The Sky Is Falling is a 2000 American film written and directed by Florrie Laurence and produced by Brad Hall and David Parks. It stars Dedee Pfeiffer, Teri Garr, Howard Hesseman, and Eric Close.

==Plot==
28-year-old Emily Hall (Dedee Pfeiffer) is a bright and talented - but frustrated - novelist whose book constantly gets rejected by publishers. Her life goes into a tailspin when her boyfriend, Mike (Eric Close), breaks up with her; her best friend, Amber (Laura Leighton), suddenly packs up and moves to Mexico; and her psychic mother, Mona (Teri Garr), surprises her with the overwhelming news that her supposedly dead father is really an errant hippie photographer named Yogi (Howard Hesseman), who has just arrived in town and wants to meet her.

Unable to get a decent job, surrounded by the success of her friends and further depressed by the approach of her 10-year high school reunion, Emily must confront the reality that she has fallen far short of the lofty goals to which she originally aspired. Her world continues in its downward spiral as she finds herself crossing paths with an ever-increasing variety of unusually eccentric people ranging from a chain-smoking Santa Claus (Chris Elliott) to an obnoxious literary agent (Sean Astin).

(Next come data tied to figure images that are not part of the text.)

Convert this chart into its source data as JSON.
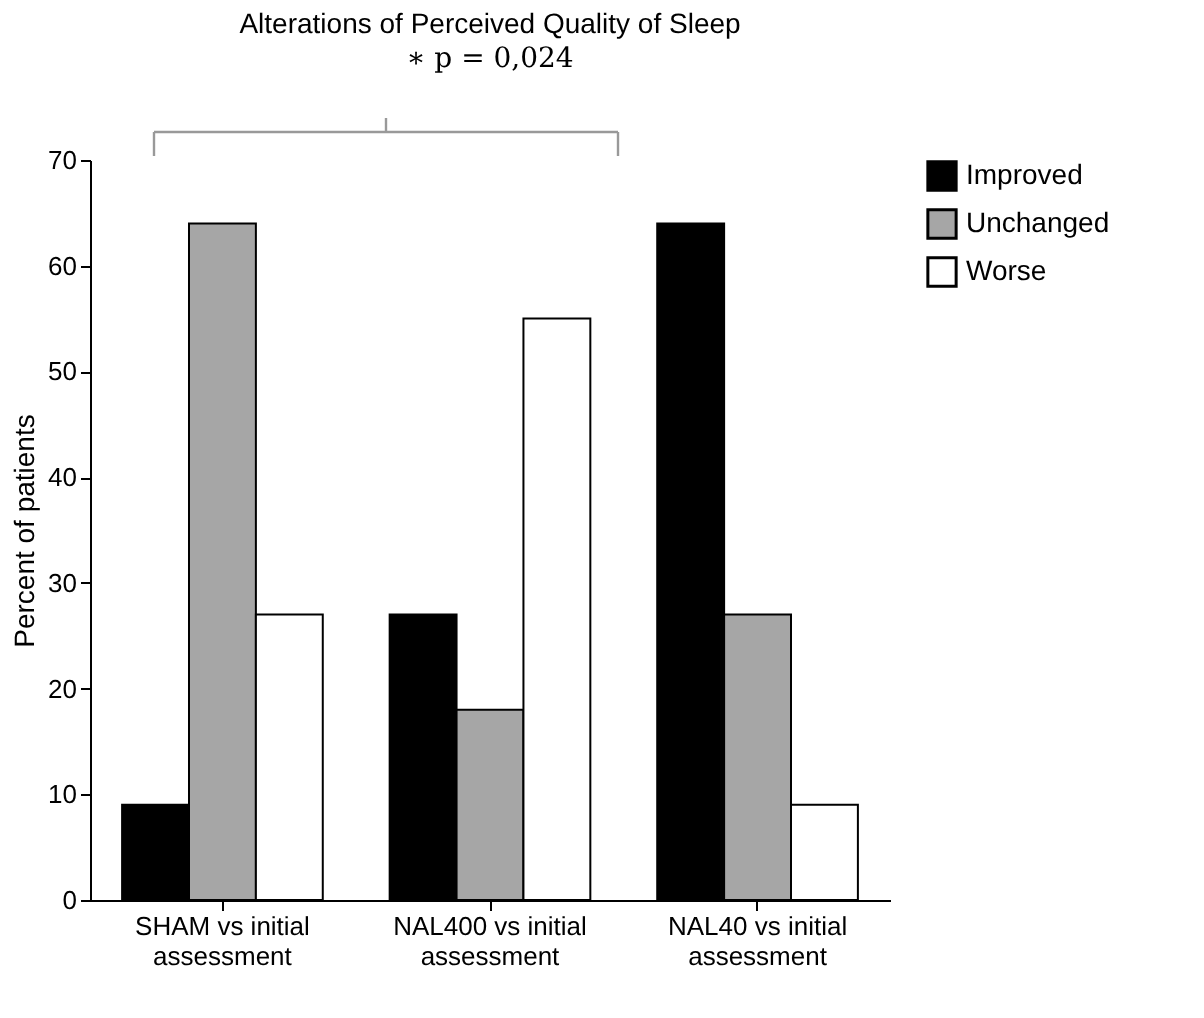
{
  "chart_data": {
    "type": "bar",
    "title": "Alterations of Perceived Quality of Sleep",
    "annotations": [
      "∗ p = 0,024"
    ],
    "ylabel": "Percent of patients",
    "categories": [
      "SHAM vs initial assessment",
      "NAL400 vs initial assessment",
      "NAL40 vs initial assessment"
    ],
    "series": [
      {
        "name": "Improved",
        "color": "#000000",
        "values": [
          9,
          27,
          64
        ]
      },
      {
        "name": "Unchanged",
        "color": "#a6a6a6",
        "values": [
          64,
          18,
          27
        ]
      },
      {
        "name": "Worse",
        "color": "#ffffff",
        "values": [
          27,
          55,
          9
        ]
      }
    ],
    "ylim": [
      0,
      70
    ],
    "yticks": [
      0,
      10,
      20,
      30,
      40,
      50,
      60,
      70
    ],
    "grid": false,
    "legend": "right"
  }
}
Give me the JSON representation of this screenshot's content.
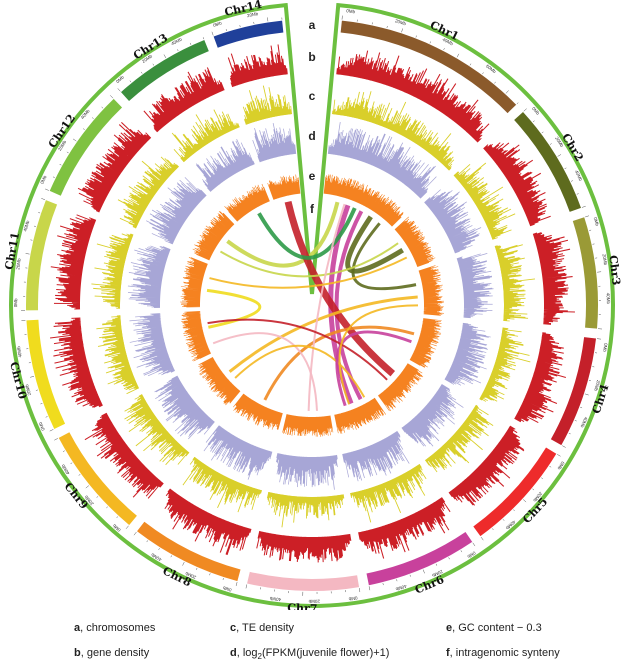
{
  "figure": {
    "colors": {
      "frame": "#6cbf3f",
      "gene_density": "#cc1f26",
      "te_density": "#d9cf2a",
      "expression": "#a7a6d6",
      "gc_content": "#f58220"
    },
    "chromosomes": [
      {
        "name": "Chr1",
        "length": 14,
        "color": "#8b5a2b",
        "ticks": [
          "0Mb",
          "20Mb",
          "40Mb",
          "60Mb"
        ]
      },
      {
        "name": "Chr2",
        "length": 8,
        "color": "#5e6b1e",
        "ticks": [
          "0Mb",
          "20Mb",
          "40Mb"
        ]
      },
      {
        "name": "Chr3",
        "length": 8,
        "color": "#9a9a36",
        "ticks": [
          "0Mb",
          "20Mb",
          "40Mb"
        ]
      },
      {
        "name": "Chr4",
        "length": 8,
        "color": "#c4202a",
        "ticks": [
          "0Mb",
          "20Mb",
          "40Mb"
        ]
      },
      {
        "name": "Chr5",
        "length": 8,
        "color": "#ee2b2b",
        "ticks": [
          "0Mb",
          "20Mb",
          "40Mb"
        ]
      },
      {
        "name": "Chr6",
        "length": 8,
        "color": "#c8419c",
        "ticks": [
          "0Mb",
          "20Mb",
          "40Mb"
        ]
      },
      {
        "name": "Chr7",
        "length": 8,
        "color": "#f4b8c2",
        "ticks": [
          "0Mb",
          "20Mb",
          "40Mb"
        ]
      },
      {
        "name": "Chr8",
        "length": 8,
        "color": "#f08a22",
        "ticks": [
          "0Mb",
          "20Mb",
          "40Mb"
        ]
      },
      {
        "name": "Chr9",
        "length": 8,
        "color": "#f4b822",
        "ticks": [
          "0Mb",
          "20Mb",
          "40Mb"
        ]
      },
      {
        "name": "Chr10",
        "length": 8,
        "color": "#f0dc1e",
        "ticks": [
          "0Mb",
          "20Mb",
          "40Mb"
        ]
      },
      {
        "name": "Chr11",
        "length": 8,
        "color": "#c8d64a",
        "ticks": [
          "0Mb",
          "20Mb",
          "40Mb"
        ]
      },
      {
        "name": "Chr12",
        "length": 8,
        "color": "#7fc241",
        "ticks": [
          "0Mb",
          "20Mb",
          "40Mb"
        ]
      },
      {
        "name": "Chr13",
        "length": 7,
        "color": "#3a8f3d",
        "ticks": [
          "0Mb",
          "20Mb",
          "40Mb"
        ]
      },
      {
        "name": "Chr14",
        "length": 5,
        "color": "#20409a",
        "ticks": [
          "0Mb",
          "20Mb"
        ]
      }
    ],
    "track_letters": [
      "a",
      "b",
      "c",
      "d",
      "e",
      "f"
    ],
    "links": [
      {
        "from": [
          1,
          0.35
        ],
        "to": [
          6,
          0.55
        ],
        "color": "#c8419c",
        "width": 5
      },
      {
        "from": [
          1,
          0.55
        ],
        "to": [
          6,
          0.3
        ],
        "color": "#c8419c",
        "width": 4
      },
      {
        "from": [
          1,
          0.2
        ],
        "to": [
          12,
          0.6
        ],
        "color": "#c8d64a",
        "width": 4
      },
      {
        "from": [
          1,
          0.7
        ],
        "to": [
          2,
          0.5
        ],
        "color": "#5e6b1e",
        "width": 5
      },
      {
        "from": [
          1,
          0.85
        ],
        "to": [
          3,
          0.3
        ],
        "color": "#5e6b1e",
        "width": 3
      },
      {
        "from": [
          14,
          0.5
        ],
        "to": [
          5,
          0.4
        ],
        "color": "#c4202a",
        "width": 7
      },
      {
        "from": [
          13,
          0.6
        ],
        "to": [
          1,
          0.45
        ],
        "color": "#2e9a48",
        "width": 4
      },
      {
        "from": [
          12,
          0.3
        ],
        "to": [
          2,
          0.3
        ],
        "color": "#c8d64a",
        "width": 2
      },
      {
        "from": [
          10,
          0.6
        ],
        "to": [
          11,
          0.4
        ],
        "color": "#f0dc1e",
        "width": 3
      },
      {
        "from": [
          9,
          0.5
        ],
        "to": [
          3,
          0.6
        ],
        "color": "#f4b822",
        "width": 3
      },
      {
        "from": [
          8,
          0.5
        ],
        "to": [
          4,
          0.4
        ],
        "color": "#f08a22",
        "width": 3
      },
      {
        "from": [
          7,
          0.5
        ],
        "to": [
          1,
          0.3
        ],
        "color": "#f4b8c2",
        "width": 2
      },
      {
        "from": [
          7,
          0.3
        ],
        "to": [
          10,
          0.2
        ],
        "color": "#f4b8c2",
        "width": 2
      },
      {
        "from": [
          9,
          0.3
        ],
        "to": [
          6,
          0.2
        ],
        "color": "#f4b822",
        "width": 2
      },
      {
        "from": [
          4,
          0.6
        ],
        "to": [
          6,
          0.7
        ],
        "color": "#c8419c",
        "width": 3
      },
      {
        "from": [
          5,
          0.6
        ],
        "to": [
          10,
          0.7
        ],
        "color": "#c4202a",
        "width": 2
      },
      {
        "from": [
          11,
          0.7
        ],
        "to": [
          2,
          0.7
        ],
        "color": "#f4b822",
        "width": 2
      },
      {
        "from": [
          3,
          0.8
        ],
        "to": [
          6,
          0.6
        ],
        "color": "#f4b822",
        "width": 2
      }
    ]
  },
  "legend": {
    "a": {
      "key": "a",
      "text": ", chromosomes"
    },
    "b": {
      "key": "b",
      "text": ", gene density"
    },
    "c": {
      "key": "c",
      "text": ", TE density"
    },
    "d": {
      "key": "d",
      "pre": ", log",
      "sub": "2",
      "post": "(FPKM(juvenile flower)+1)"
    },
    "e": {
      "key": "e",
      "text": ", GC content − 0.3"
    },
    "f": {
      "key": "f",
      "text": ", intragenomic synteny"
    }
  }
}
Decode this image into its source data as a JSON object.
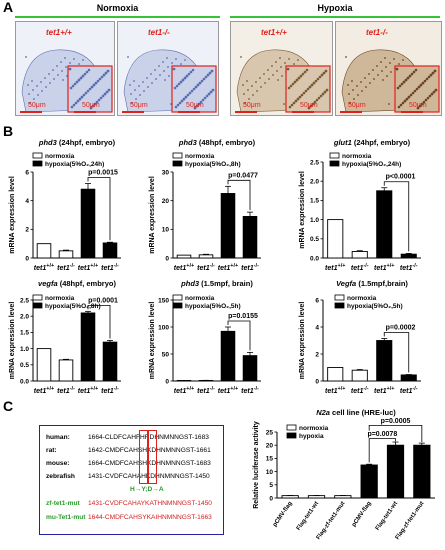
{
  "panel_a": {
    "label": "A",
    "normoxia_title": "Normoxia",
    "hypoxia_title": "Hypoxia",
    "genotypes": [
      "tet1+/+",
      "tet1-/-",
      "tet1+/+",
      "tet1-/-"
    ],
    "scale_text": "50μm"
  },
  "panel_b": {
    "label": "B"
  },
  "panel_c": {
    "label": "C",
    "sequences": [
      {
        "species": "human:",
        "seq": "1664-CLDFCAHFHRDHNMNNGST-1683"
      },
      {
        "species": "rat:",
        "seq": "1642-CMDFCAHSHKDHNMNNGST-1661"
      },
      {
        "species": "mouse:",
        "seq": "1664-CMDFCAHSHKDHNMNNGST-1683"
      },
      {
        "species": "zebrafish",
        "seq": "1431-CVDFCAHAHKDHNMNNGST-1450"
      },
      {
        "species": "",
        "seq": "H→Y;D→A"
      },
      {
        "species": "zf-tet1-mut",
        "seq": "1431-CVDFCAHAYKATHNMNNGST-1450"
      },
      {
        "species": "mu-Tet1-mut",
        "seq": "1644-CMDFCAHSYKAIHNMNNGST-1663"
      }
    ]
  },
  "legend": {
    "normoxia": "normoxia",
    "hypoxia_24h": "hypoxia(5%O₂,24h)",
    "hypoxia_8h": "hypoxia(5%O₂,8h)",
    "hypoxia_5h": "hypoxia(5%O₂,5h)",
    "hypoxia": "hypoxia"
  },
  "chart_data": [
    {
      "type": "bar",
      "title": "phd3 (24hpf, embryo)",
      "ylabel": "mRNA expression level",
      "ylim": [
        0,
        6
      ],
      "yticks": [
        0,
        2,
        4,
        6
      ],
      "categories": [
        "tet1+/+",
        "tet1-/-",
        "tet1+/+",
        "tet1-/-"
      ],
      "values": [
        1.0,
        0.5,
        4.8,
        1.05
      ],
      "errors": [
        0,
        0.05,
        0.4,
        0.05
      ],
      "conditions": [
        "normoxia",
        "normoxia",
        "hypoxia",
        "hypoxia"
      ],
      "annotation": "p=0.0015"
    },
    {
      "type": "bar",
      "title": "phd3 (48hpf, embryo)",
      "ylabel": "mRNA expression level",
      "ylim": [
        0,
        30
      ],
      "yticks": [
        0,
        10,
        20,
        30
      ],
      "categories": [
        "tet1+/+",
        "tet1-/-",
        "tet1+/+",
        "tet1-/-"
      ],
      "values": [
        1.0,
        1.1,
        22.5,
        14.5
      ],
      "errors": [
        0,
        0.2,
        2.5,
        1.5
      ],
      "conditions": [
        "normoxia",
        "normoxia",
        "hypoxia",
        "hypoxia"
      ],
      "annotation": "p=0.0477"
    },
    {
      "type": "bar",
      "title": "glut1 (24hpf, embryo)",
      "ylabel": "mRNA expression level",
      "ylim": [
        0,
        2.5
      ],
      "yticks": [
        0.0,
        0.5,
        1.0,
        1.5,
        2.0,
        2.5
      ],
      "categories": [
        "tet1+/+",
        "tet1-/-",
        "tet1+/+",
        "tet1-/-"
      ],
      "values": [
        1.0,
        0.17,
        1.75,
        0.1
      ],
      "errors": [
        0,
        0.02,
        0.08,
        0.02
      ],
      "conditions": [
        "normoxia",
        "normoxia",
        "hypoxia",
        "hypoxia"
      ],
      "annotation": "p<0.0001"
    },
    {
      "type": "bar",
      "title": "vegfa (48hpf, embryo)",
      "ylabel": "mRNA expression level",
      "ylim": [
        0,
        2.5
      ],
      "yticks": [
        0.0,
        0.5,
        1.0,
        1.5,
        2.0,
        2.5
      ],
      "categories": [
        "tet1+/+",
        "tet1-/-",
        "tet1+/+",
        "tet1-/-"
      ],
      "values": [
        1.0,
        0.65,
        2.1,
        1.2
      ],
      "errors": [
        0,
        0.02,
        0.05,
        0.05
      ],
      "conditions": [
        "normoxia",
        "normoxia",
        "hypoxia",
        "hypoxia"
      ],
      "annotation": "p=0.0001"
    },
    {
      "type": "bar",
      "title": "phd3 (1.5mpf, brain)",
      "ylabel": "mRNA expression level",
      "ylim": [
        0,
        150
      ],
      "yticks": [
        0,
        50,
        100,
        150
      ],
      "categories": [
        "tet1+/+",
        "tet1-/-",
        "tet1+/+",
        "tet1-/-"
      ],
      "values": [
        1.0,
        1.0,
        92,
        47
      ],
      "errors": [
        0,
        0.3,
        8,
        6
      ],
      "conditions": [
        "normoxia",
        "normoxia",
        "hypoxia",
        "hypoxia"
      ],
      "annotation": "p=0.0155"
    },
    {
      "type": "bar",
      "title": "Vegfa (1.5mpf,brain)",
      "ylabel": "mRNA expression level",
      "ylim": [
        0,
        6
      ],
      "yticks": [
        0,
        2,
        4,
        6
      ],
      "categories": [
        "tet1+/+",
        "tet1-/-",
        "tet1+/+",
        "tet1-/-"
      ],
      "values": [
        1.0,
        0.8,
        3.0,
        0.45
      ],
      "errors": [
        0,
        0.05,
        0.15,
        0.03
      ],
      "conditions": [
        "normoxia",
        "normoxia",
        "hypoxia",
        "hypoxia"
      ],
      "annotation": "p=0.0002"
    },
    {
      "type": "bar",
      "title": "N2a cell line (HRE-luc)",
      "ylabel": "Relative luciferase activity",
      "ylim": [
        0,
        25
      ],
      "yticks": [
        0,
        5,
        10,
        15,
        20,
        25
      ],
      "categories": [
        "pCMV-flag",
        "Flag-tet1-wt",
        "Flag-zf-tet1-mut",
        "pCMV-flag",
        "Flag-tet1-wt",
        "Flag-zf-tet1-mut"
      ],
      "values": [
        0.9,
        0.9,
        0.9,
        12.5,
        20.0,
        20.0
      ],
      "errors": [
        0.05,
        0.05,
        0.05,
        0.3,
        1.2,
        0.8
      ],
      "conditions": [
        "normoxia",
        "normoxia",
        "normoxia",
        "hypoxia",
        "hypoxia",
        "hypoxia"
      ],
      "annotations": [
        "p=0.0078",
        "p=0.0005"
      ]
    }
  ]
}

Faced with the problem-laden reality of her unsuccessful life, Emily lets her imagination take her down the road of wacky and ineffectual ways to kill herself. But, before she can find an acceptable form of suicide, (no pain, no gore, no guts allowed), Emily finds herself thrown into a volunteer job at a local hospital where, with her faithful dog Sam, she visits sick and terminally ill patients.

One such patient, the ever-negative Mr. Finch (Bert Remsen), seems to dislike Emily and Sam's constant intrusions into his solitary life. Still, with time and devotion, Emily helps Mr. Finch to see the beauty and value in the world around him. Their new-found relationship proves to be the turning point for Emily, and, with Mr. Finch's help and support, Emily's faith in her own talent is restored.

==Cast==
- Dedee Pfeiffer as Emily Hall
- Teri Garr as Mona Hall
- Howard Hesseman as Yogi Cook
- Eric Close as Mike
- Laura Leighton as Amber Lee
- Sean Astin as Mr. Schwartz
- Chris Elliott as Santa Claus
- Bert Remsen as Mr. Finch
- Octavia Spencer as Nurse

==Production==
The Sky Is Falling was filmed on location in multiple areas of Los Angeles, California in 1997.

It was produced at an estimated cost of $500,000 and was the first film for writer/director Florrie Laurence.

==Reception==
The film was well-reviewed and premiered at the South by Southwest Film Festival in 1999.

Variety called the film "Intermittently engaging but suffering from a schematic, repetitive structure."